John MacLennan, who obtained the details of the Communications Security Establishment's seven-building campus, says he is concerned that DND has gone overboard as the department is facing budget cuts.

"Do they need the sports field? Do they need the walking paths? Do they need the hockey rink complete with a Zamboni?" asked MacLennan, national president of the Union of National Defence Employees. "It's going to be the Taj Mahal of government buildings in this country. "How do you justify that in the restraint times we are in?" he asked, adding that in the next several years DND is required to cut $1 billion from its budget.

The project, announced last year by Defence Minister Peter MacKay, will cost taxpayers around $880 million. That doesn't include facilities management, which will be added later. MacLennan said an Australian firm, Plenary Group, will be the facilities manager, with a 34-year contract expected to be worth $5.5 billion.

Cameras, sound cannons among G20 equipment Toronto police aim to keep

Toronto police want to keep 52 of the 77 surveillance cameras they temporarily purchased for the G20 summit, more than tripling the force’s stock of CCTV equipment.

They would buy them back at half price from the federal government, which is footing the bill for G20 security.

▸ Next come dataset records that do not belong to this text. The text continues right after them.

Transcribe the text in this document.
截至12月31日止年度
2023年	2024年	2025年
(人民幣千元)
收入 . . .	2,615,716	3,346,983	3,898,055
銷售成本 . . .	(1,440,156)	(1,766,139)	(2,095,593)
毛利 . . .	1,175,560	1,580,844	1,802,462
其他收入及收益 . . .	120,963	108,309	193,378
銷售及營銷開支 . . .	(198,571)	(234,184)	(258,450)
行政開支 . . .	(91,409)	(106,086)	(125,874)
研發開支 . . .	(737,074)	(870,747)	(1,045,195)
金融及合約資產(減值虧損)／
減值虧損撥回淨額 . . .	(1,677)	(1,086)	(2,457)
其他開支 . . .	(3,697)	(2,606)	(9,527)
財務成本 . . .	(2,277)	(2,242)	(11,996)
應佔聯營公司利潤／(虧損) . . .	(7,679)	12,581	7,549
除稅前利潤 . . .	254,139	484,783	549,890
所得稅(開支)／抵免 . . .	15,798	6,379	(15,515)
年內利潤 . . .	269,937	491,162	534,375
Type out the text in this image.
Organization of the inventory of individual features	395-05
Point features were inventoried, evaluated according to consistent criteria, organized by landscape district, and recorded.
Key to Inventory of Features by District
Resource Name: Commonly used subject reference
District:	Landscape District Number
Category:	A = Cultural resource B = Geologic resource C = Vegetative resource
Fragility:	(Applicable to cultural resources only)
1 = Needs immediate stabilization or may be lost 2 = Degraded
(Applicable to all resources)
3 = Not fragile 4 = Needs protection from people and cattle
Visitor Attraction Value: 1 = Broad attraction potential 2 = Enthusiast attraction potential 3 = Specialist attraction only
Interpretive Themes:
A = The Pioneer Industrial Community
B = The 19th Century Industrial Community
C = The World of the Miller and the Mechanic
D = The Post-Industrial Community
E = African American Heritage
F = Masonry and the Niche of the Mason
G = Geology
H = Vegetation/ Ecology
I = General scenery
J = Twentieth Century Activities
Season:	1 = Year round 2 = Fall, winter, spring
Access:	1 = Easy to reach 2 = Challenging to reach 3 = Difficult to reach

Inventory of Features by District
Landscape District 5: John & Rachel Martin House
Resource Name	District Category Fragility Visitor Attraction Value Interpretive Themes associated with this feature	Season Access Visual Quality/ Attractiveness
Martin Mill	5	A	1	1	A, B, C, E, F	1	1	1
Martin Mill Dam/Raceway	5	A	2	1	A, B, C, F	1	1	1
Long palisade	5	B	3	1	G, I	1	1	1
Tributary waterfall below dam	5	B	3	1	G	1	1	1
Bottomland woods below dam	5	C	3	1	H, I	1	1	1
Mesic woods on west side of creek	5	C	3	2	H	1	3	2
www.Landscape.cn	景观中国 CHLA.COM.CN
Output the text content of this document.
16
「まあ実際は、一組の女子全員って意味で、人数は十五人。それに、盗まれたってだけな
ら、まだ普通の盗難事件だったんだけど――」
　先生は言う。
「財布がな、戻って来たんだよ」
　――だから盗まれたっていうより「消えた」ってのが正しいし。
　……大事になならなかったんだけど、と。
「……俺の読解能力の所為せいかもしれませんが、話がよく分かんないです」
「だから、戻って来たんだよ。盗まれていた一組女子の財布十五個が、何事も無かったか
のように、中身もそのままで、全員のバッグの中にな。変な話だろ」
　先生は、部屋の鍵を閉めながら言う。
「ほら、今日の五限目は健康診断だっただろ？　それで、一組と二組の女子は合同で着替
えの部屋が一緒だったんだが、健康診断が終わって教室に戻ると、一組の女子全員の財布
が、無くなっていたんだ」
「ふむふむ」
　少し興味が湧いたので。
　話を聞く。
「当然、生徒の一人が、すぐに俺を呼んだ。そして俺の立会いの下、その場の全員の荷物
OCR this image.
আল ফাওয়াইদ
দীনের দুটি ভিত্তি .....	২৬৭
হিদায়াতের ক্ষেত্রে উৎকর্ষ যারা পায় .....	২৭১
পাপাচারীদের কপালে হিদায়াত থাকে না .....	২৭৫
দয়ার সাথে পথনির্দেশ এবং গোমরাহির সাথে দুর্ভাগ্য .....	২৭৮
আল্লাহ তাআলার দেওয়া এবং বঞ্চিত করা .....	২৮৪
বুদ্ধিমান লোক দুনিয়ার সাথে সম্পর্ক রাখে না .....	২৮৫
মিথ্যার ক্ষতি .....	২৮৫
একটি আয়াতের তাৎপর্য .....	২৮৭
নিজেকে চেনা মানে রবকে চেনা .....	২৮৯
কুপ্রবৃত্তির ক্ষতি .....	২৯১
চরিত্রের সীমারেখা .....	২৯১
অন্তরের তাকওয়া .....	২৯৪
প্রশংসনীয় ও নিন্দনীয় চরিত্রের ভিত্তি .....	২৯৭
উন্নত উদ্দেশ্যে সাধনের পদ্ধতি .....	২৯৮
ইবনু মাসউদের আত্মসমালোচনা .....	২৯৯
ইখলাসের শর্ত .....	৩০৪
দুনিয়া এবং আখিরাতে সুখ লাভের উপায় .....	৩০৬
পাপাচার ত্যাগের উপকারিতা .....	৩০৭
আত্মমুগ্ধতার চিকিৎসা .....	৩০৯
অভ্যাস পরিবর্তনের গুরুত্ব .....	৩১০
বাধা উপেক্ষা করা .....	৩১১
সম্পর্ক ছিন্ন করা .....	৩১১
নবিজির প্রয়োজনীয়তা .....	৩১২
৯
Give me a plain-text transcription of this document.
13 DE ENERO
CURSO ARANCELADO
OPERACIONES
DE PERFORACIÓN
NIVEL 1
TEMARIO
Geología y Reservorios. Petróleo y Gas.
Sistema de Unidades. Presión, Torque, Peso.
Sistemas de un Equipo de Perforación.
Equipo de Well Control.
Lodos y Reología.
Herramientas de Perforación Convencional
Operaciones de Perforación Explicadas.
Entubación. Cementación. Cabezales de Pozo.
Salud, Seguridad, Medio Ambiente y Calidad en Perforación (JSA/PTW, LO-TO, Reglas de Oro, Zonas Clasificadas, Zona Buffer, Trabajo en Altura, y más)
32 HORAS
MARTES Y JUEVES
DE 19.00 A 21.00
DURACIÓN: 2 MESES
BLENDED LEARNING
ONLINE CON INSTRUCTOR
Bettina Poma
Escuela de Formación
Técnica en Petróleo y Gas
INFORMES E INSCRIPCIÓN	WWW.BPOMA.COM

The police also plan to buy back 400 of 5,200 sets of tactical safety gear, including helmets, gas masks and eye shields, as well as the three sound-cannon LRADs police acquired leading up to the summit.

via theglobeandmail.com, [November 16, 2010]

These temporary mega events are commonly exploited to purchase expensive and controversial military weaponry and surveillance equipment that may otherwise not be permitted by the public and local budgets. It is understandable that these groups would be reluctant to return these devices and or dismantle new surveillance networks.

Stephen Graham discusses this in Cities Under Siege, the key book of military urbanism.

The Ontario Ombudsman report has also been released, condemning the the summit's mass civil rights violations. It is available here.